Dincer, who hails from Turkey, believes it’s likely his love for travel inspired many of his culinary ideas. It’s something he still does quite frequently. It allows him to give diners another view of himself by posting a number of travelogues and videos on Prairie Joe’s Facebook page and hanging photos upon his return, including a recent series where he took one of the restaurant’s stools with him across the country for some carefully curated portraits. “Everyone thought they were Photoshopped,” he jokes.

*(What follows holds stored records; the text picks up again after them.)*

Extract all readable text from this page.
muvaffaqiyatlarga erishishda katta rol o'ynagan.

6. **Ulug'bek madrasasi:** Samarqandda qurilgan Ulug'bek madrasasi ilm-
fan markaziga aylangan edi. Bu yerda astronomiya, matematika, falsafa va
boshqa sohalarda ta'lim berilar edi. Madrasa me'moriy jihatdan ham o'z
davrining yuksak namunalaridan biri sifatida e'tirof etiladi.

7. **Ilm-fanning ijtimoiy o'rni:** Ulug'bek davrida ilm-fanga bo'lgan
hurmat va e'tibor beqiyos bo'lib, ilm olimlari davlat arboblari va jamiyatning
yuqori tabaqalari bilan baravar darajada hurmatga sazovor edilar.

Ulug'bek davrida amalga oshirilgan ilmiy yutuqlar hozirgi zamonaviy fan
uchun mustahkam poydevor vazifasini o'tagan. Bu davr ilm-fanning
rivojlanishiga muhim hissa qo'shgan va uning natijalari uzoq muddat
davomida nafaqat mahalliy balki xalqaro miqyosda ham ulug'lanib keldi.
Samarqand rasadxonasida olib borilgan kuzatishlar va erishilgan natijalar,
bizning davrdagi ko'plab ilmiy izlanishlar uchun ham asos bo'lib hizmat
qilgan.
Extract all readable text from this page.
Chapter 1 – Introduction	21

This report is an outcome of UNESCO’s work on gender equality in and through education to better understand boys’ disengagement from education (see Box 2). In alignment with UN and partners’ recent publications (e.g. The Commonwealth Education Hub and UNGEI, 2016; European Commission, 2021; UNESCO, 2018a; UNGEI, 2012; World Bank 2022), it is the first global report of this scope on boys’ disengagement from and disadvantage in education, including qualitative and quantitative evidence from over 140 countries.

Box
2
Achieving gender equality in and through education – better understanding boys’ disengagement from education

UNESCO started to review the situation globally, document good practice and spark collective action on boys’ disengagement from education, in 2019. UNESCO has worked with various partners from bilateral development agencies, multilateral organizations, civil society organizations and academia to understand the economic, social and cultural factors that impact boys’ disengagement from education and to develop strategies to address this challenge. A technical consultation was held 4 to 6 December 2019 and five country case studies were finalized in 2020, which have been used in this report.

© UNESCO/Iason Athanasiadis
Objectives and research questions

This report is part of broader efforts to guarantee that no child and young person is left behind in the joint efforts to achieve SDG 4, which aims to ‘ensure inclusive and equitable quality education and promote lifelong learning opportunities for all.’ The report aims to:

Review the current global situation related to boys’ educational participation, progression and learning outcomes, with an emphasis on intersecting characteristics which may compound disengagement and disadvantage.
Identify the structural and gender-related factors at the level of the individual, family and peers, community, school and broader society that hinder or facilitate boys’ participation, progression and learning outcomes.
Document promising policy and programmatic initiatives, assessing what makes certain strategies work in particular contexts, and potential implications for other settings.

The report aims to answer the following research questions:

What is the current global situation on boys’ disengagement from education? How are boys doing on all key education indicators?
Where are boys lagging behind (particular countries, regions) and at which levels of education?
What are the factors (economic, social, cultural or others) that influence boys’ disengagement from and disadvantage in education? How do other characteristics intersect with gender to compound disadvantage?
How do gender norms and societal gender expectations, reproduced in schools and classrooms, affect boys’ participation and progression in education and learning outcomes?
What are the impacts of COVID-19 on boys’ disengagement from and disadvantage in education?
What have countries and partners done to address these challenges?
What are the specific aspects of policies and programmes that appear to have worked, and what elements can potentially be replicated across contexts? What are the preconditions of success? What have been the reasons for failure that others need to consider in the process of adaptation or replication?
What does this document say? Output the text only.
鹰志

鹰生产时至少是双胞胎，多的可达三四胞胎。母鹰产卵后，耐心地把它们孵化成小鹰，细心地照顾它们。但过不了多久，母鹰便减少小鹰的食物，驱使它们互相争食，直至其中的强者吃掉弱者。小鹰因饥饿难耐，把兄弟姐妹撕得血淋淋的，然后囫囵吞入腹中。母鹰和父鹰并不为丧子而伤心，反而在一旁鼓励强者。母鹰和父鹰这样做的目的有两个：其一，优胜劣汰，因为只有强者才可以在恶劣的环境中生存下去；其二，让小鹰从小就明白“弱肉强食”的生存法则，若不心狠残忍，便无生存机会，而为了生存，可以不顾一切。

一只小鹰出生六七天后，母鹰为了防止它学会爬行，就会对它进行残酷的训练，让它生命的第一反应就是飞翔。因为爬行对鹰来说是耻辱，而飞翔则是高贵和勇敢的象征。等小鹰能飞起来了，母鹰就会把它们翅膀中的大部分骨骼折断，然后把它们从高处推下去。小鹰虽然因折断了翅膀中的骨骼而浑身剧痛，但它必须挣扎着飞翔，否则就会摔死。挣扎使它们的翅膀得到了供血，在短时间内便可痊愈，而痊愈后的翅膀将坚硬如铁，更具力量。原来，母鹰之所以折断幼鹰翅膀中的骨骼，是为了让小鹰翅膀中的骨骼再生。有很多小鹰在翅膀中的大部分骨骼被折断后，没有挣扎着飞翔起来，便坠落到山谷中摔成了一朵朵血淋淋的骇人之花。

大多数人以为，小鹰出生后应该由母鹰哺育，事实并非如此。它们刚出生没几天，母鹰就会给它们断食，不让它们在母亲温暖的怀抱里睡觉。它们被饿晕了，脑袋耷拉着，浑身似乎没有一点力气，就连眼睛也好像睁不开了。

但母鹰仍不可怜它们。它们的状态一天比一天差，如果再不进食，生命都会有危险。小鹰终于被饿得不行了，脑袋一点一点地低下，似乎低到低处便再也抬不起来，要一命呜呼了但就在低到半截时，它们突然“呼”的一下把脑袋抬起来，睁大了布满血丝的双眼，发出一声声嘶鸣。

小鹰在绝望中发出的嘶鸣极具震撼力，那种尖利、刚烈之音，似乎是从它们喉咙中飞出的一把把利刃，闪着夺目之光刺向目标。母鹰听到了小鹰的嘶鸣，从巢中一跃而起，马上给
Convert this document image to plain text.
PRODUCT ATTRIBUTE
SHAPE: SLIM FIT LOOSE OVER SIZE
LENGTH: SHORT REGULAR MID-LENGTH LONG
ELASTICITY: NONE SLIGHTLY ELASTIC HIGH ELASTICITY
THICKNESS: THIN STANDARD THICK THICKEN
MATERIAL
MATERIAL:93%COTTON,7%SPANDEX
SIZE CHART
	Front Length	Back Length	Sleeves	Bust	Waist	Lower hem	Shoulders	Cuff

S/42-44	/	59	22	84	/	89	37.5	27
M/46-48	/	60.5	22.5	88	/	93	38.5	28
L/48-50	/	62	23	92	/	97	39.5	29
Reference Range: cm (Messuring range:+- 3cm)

The topic of art gets the creative-minded Dincer looking more into the future, and it’s apparent he actually does have a plan. Soon, he’d like to put together a retrospective show of all of his landscape and abstract paintings and will also try out a monthly evening reading series to expand the options of what Prairie Joe’s can give back to the community. “I realize that in 25 years I maybe created a nice place for people to come in and feel comfortable,” he acknowledges, “and that makes me feel good.”
Prairie Joe’s is located at 1921 Central Street in Evanston, 847-491-0391, prairiejoes.com.